In essence, nostalgia can either be a burden or a tool for improvement. It all depends on how you harness it.
Establish new traditions
Keep in mind, homesickness stems from the “innate need for love, safety, and security—emotions typically tied to home.” To ease this, focus on creating a sense of stability in your new environment. This often involves personalizing your new space and making it feel like home.
Beyond meeting new people and giving it time, a straightforward way to settle in is by creating your own traditions. These don’t need to be elaborate. Something as simple as a weekly grocery run every Sunday morning (or weekday evening, if you prefer avoiding crowds) can work wonders. Repeating these routines in your new life builds familiarity, and soon enough, you’ll feel a sense of stability in your new environment, easing those homesick feelings.

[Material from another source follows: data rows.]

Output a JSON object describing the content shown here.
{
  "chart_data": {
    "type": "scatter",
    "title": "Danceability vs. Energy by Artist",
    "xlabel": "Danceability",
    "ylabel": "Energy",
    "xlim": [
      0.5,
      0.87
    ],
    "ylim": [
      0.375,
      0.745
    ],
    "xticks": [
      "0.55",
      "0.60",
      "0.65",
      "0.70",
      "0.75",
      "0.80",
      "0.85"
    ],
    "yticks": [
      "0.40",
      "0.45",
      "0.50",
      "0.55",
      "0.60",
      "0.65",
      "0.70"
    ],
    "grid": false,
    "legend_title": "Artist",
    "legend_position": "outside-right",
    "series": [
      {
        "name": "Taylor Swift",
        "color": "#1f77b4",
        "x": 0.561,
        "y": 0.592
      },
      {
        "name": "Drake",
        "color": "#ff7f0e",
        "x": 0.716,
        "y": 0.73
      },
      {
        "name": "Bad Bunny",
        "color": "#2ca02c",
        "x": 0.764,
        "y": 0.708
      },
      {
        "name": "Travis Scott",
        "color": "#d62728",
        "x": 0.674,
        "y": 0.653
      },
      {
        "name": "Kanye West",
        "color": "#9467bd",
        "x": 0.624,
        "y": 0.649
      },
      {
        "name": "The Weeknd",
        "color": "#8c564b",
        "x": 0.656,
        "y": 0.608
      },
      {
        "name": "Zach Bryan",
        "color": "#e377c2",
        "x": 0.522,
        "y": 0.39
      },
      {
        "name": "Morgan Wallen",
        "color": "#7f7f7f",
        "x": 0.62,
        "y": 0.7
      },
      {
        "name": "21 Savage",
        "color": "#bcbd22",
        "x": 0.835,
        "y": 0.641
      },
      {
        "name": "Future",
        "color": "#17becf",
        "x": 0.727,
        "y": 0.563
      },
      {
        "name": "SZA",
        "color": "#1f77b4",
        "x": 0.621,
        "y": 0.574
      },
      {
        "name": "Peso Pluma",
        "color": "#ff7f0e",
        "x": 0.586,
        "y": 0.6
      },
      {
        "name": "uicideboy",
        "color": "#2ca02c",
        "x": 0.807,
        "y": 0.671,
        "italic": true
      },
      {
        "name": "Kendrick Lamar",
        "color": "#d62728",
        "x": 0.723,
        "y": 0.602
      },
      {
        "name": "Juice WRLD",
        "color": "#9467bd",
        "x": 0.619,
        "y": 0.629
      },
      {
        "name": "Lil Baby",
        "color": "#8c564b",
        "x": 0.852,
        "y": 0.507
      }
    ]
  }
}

If your situation is temporary—perhaps you’re traveling and will return home soon—but you’re feeling low, I’ve been there. Years ago, I spent Thanksgiving alone in Europe. Unexpectedly, I felt down until I decided to honor the tradition by dining out, ordering whatever I craved, and indulging in a feast (ah, the joys of the holiday). While it was a quirky (and calorie-heavy) way to create familiarity, it worked. Interestingly, I even bumped into fellow Americans doing the same, which added to the comfort.
Feeling homesick is nothing to be ashamed of. At its heart, it’s about seeking security—a universal desire, whether you’re a child, college student, or an adult in your 30s and beyond. It can be challenging, especially during holidays, but understanding it is the first step toward managing it effectively.